When he arrived, he had severely damaged vocal cords due to a motorcycle accident and couldn’t afford the medical cost in Malaysia. He was only able to whisper. We had several caseworkers helping him obtain health insurance and visiting doctors, so he could undergo a surgery that could bring his voice back. But as we started losing staff members because of the office closure, I began to work directly with Nor Kamel.

Amy with 19-year-old Nor Kamel, who was resettled by the IRC after he fled from Myanmar. In the midst of packing up her office and having to close down operations, Amy taught Nor Kamel how to save for his surgery on his vocal cords, sought out doctors who would perform the surgery and volunteers to drive him to his appointments.

Photo: Amy Longa/IRC

He never gave up. He exhibited a strong desire and commitment to get well. To me, being a refugee in itself is strength & courage. Even when doctors said he would never be able speak again, that surgery was too risky, he would whisper: “No, no, no, no, can we try another doctor?”

It took him about a year and a half working in a slaughterhouse to save up $6,000 for the co-pay.… I had the privilege to help him navigate the system, whether it was looking for alternative specialists, counseling him to save more money [and] make sure he has his deductible ready in the bank account, coordinating volunteers to give him rides to the doctors.

I had no desk, I had all my boxes packed up, the office was ready to close, but I could not just say no when I knew that there was something I could do, even if it’s a mere phone call.

We did find a doctor who performed the surgery. Nor Kamel said I would be the first person he’d call after the surgery was complete.

He called.

I vividly remember‚ he said hello and I broke down in tears. I cried for two to three minutes straight.

“Why are you crying? I can talk now!” he said.

And looking back, I was weeping because the process of trying to get him the surgery was a very emotional journey because if the IRC wasn’t there for people like him, who would help to coordinate the surgery with the clinic? What will become of him? His parents are not here—so he needs to get well and be able to take care of himself.

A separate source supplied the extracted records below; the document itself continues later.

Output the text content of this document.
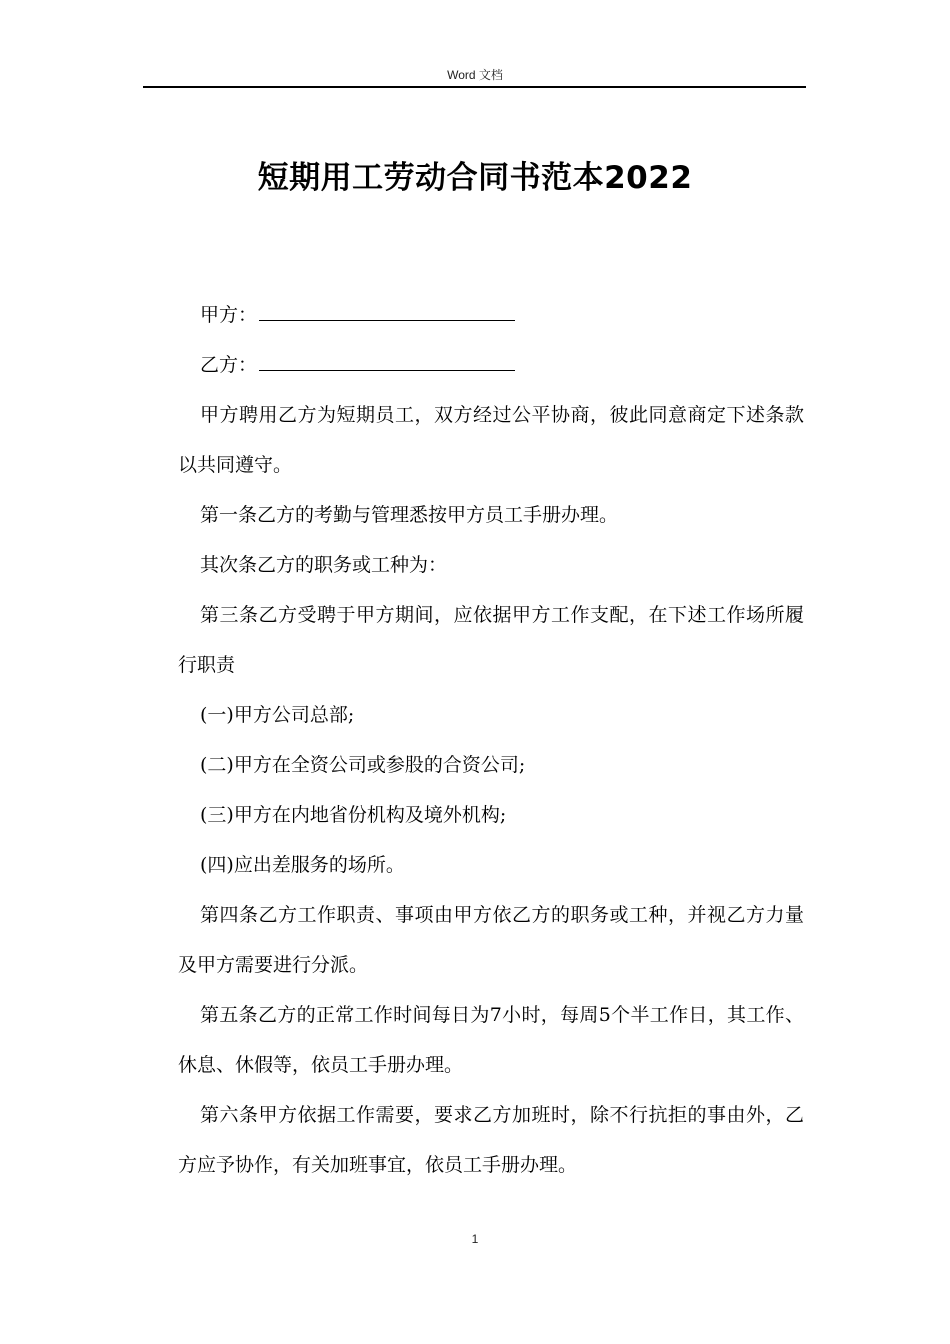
Word 文档
短期用工劳动合同书范本2022

甲方：

乙方：

甲方聘用乙方为短期员工，双方经过公平协商，彼此同意商定下述条款以共同遵守。

第一条乙方的考勤与管理悉按甲方员工手册办理。

其次条乙方的职务或工种为：

第三条乙方受聘于甲方期间，应依据甲方工作支配，在下述工作场所履行职责

(一)甲方公司总部;

(二)甲方在全资公司或参股的合资公司;

(三)甲方在内地省份机构及境外机构;

(四)应出差服务的场所。

第四条乙方工作职责、事项由甲方依乙方的职务或工种，并视乙方力量及甲方需要进行分派。

第五条乙方的正常工作时间每日为7小时，每周5个半工作日，其工作、休息、休假等，依员工手册办理。

第六条甲方依据工作需要，要求乙方加班时，除不行抗拒的事由外，乙方应予协作，有关加班事宜，依员工手册办理。

1
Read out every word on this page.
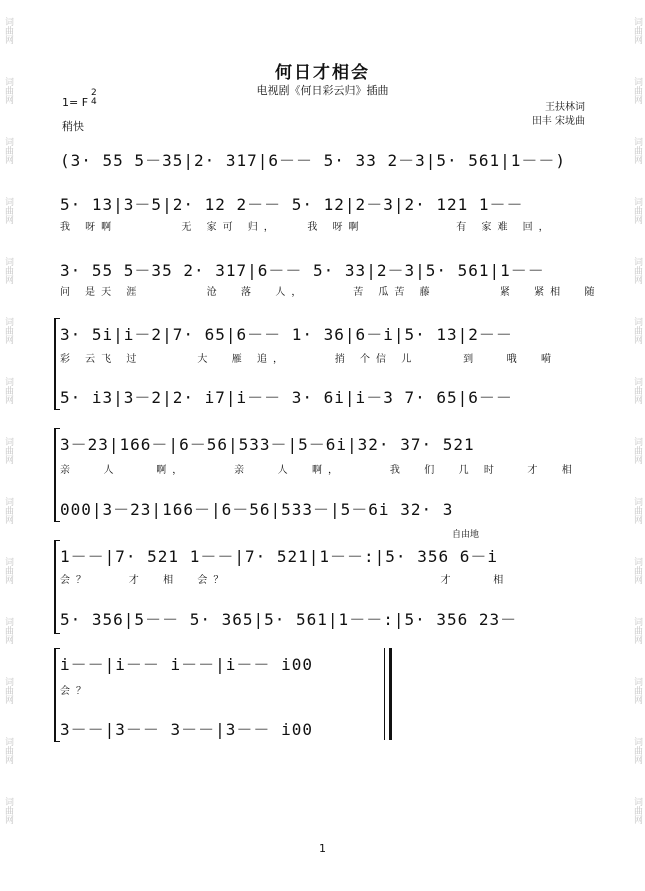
词曲网
词曲网
词曲网
词曲网
词曲网
词曲网
词曲网
词曲网
词曲网
词曲网
词曲网
词曲网
词曲网
词曲网
词曲网
词曲网
词曲网
词曲网
词曲网
词曲网
词曲网
词曲网
词曲网
词曲网
词曲网
词曲网
词曲网
词曲网
何日才相会
电视剧《何日彩云归》插曲
1= F
2
4
稍快
王扶林词
田丰 宋垅曲
(3· 55 5－35|2· 317|6－－ 5· 33 2－3|5· 561|1－－)
5· 13|3－5|2· 12 2－－ 5· 12|2－3|2· 121 1－－
我 呀啊       无 家可 归，   我 呀啊          有 家难 回，
3· 55 5－35 2· 317|6－－ 5· 33|2－3|5· 561|1－－
问 是天 涯       沧  落  人，     苦 瓜苦 藤       紧  紧相  随
3· 5i|i－2|7· 65|6－－ 1· 36|6－i|5· 13|2－－
彩 云飞 过      大  雁 追，     捎 个信 儿     到   哦  嗬
5· i3|3－2|2· i7|i－－ 3· 6i|i－3 7· 65|6－－
3－23|166－|6－56|533－|5－6i|32· 37· 521
亲   人    啊，     亲   人  啊，     我  们  几 时   才  相
000|3－23|166－|6－56|533－|5－6i 32· 3
自由地
1－－|7· 521 1－－|7· 521|1－－:|5· 356 6－i
会？    才  相  会？                       才    相
5· 356|5－－ 5· 365|5· 561|1－－:|5· 356 23－
i－－|i－－ i－－|i－－ i00
会？
3－－|3－－ 3－－|3－－ i00
1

When I heard his voice, it was a huge relief for me. I was able to finally come to terms with the office closure knowing that Nor is fine. That we, the IRC, took care of him—and henceforth, he will be able to chase his dreams like any other young man should. It turned all the pain, fatigue, emotion and disappointment around. It was very rewarding; it’s why I stayed with him until the very end.

For a moment, I wish more Americans would have an open mind and just say hello and smile. And get to know their neighbors.

Purest form of a friendship

For a moment, I wish more Americans would have an open mind and just say hello and smile. And get to know their neighbors. We partnered with local church leaders who had zero knowledge of refugees. We were able to speak to strong conservatives and engage in a respectful conversation where we calmed their fears and lent an open ear. The IRC became the source of information—the voice and advocate for refugees and support for the community to enhance integration.

I have heard from our volunteers [who say] that knowing refugees—going into their homes or inviting them to theirs—has been the most beautiful experience that they have ever encountered. In fact, it’s motivated them to become a voice and advocate. They want to let other American families know that they’re missing out on this beautiful, committed, dedicated friendship that you can have with a refugee family. It’s the finest, purest form of friendship you can find.

Today, Amy remains dedicated to her work for the IRC. When the Garden City office closed, she offered to continue helping refugees in Wichita, Kansas. Amy has worked in humanitarian aid for more than 11 years and was recently featured on the weekly radio program This American Life, where she talked about the IRC’s resettlement program in Garden City.